Direktor Michael Hering zur Restitution
„Wir sind dankbar, dass die Erben der beiden Familienzweige zu der Übereinkunft kamen, den Zyklus und das Einzelblatt gemeinsam zurückzuerhalten. So können wir das historische Unrecht mit ihrer Hilfe zu einem tröstlichen und freundschaftlichen Ende bringen”, so der Direktor der Staatlichen Graphischen Sammlung München.
Historische Bedeutung der Serie und Ankauf durch den Wittelsbacher Ausgleichsfonds
Die Einladung des Prinzregenten Luitpold an Max Slevogt 1909 nach Schloss Hohenschwangau zu kommen, ist Ergebnis der vertrauensvollen Verbindung zwischen Herrscher und Künstler und zugleich ein Zeugnis seines Mäzenatentums. Leo Lewins Erwerbung 1917 steht wie mehrere Ausstellungen, die die Aquarelle zeigten, und Zeitungsartikel, die Künstler und den Prinzregenten würdigten, für die große Wertschätzung des Zyklus in Breslau und in Berlin, wo der Künstler seit 1901 lebte.

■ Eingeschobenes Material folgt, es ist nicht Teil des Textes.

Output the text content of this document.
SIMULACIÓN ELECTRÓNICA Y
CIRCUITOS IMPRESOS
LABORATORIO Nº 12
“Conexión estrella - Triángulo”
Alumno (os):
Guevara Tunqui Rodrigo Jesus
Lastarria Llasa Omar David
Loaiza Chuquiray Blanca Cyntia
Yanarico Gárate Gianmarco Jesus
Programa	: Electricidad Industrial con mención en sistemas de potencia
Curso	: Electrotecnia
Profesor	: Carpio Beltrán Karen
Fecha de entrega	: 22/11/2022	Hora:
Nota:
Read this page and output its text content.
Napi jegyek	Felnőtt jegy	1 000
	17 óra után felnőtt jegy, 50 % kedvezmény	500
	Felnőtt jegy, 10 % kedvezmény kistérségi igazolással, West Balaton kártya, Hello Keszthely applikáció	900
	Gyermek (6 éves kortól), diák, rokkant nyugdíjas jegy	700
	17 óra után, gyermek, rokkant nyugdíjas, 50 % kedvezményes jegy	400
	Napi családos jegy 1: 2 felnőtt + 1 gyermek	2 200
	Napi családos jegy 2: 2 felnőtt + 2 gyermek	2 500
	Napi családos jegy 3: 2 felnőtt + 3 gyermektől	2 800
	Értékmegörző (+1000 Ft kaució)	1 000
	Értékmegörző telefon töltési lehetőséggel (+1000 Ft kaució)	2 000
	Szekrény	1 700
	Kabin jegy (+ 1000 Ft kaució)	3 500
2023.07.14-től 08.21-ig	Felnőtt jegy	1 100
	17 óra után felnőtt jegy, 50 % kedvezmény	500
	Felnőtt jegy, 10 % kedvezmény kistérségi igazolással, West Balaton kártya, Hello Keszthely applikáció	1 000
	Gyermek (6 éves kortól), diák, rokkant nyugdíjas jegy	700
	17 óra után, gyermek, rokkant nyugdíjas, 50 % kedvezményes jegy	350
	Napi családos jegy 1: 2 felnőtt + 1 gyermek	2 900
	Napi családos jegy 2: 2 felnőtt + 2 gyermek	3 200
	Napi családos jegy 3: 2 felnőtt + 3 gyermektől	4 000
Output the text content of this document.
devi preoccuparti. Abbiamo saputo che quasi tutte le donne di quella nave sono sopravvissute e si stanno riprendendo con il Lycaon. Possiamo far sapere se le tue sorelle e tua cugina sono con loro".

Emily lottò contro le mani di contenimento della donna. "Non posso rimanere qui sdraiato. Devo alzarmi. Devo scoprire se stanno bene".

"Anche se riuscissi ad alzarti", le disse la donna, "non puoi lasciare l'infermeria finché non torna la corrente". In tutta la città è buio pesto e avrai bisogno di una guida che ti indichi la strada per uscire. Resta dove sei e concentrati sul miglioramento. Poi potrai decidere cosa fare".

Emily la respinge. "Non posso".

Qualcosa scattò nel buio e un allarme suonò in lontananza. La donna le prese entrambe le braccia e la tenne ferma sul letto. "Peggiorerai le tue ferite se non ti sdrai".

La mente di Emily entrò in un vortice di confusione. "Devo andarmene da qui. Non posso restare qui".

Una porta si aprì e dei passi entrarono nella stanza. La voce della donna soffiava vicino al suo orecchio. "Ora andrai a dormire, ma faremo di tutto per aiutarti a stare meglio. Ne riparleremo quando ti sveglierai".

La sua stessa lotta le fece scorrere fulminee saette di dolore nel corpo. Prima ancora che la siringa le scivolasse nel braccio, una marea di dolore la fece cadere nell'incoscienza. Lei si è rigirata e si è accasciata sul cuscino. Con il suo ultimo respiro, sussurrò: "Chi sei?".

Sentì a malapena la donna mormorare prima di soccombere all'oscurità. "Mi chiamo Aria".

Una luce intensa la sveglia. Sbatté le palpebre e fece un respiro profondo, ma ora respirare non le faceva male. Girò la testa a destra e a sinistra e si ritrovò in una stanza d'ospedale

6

Daher ist es eine gute Nachricht, dass aufgrund des spezifischen Bezugs des Zyklus zum Haus Wittelsbach sich die Erbengemeinschaft mit dem Wittelsbacher Ausgleichsfonds darauf geeinigt hat, dass dieser die Aquarelle erwirbt.
Damit bleiben die folgenden Aquarelle in Bayern!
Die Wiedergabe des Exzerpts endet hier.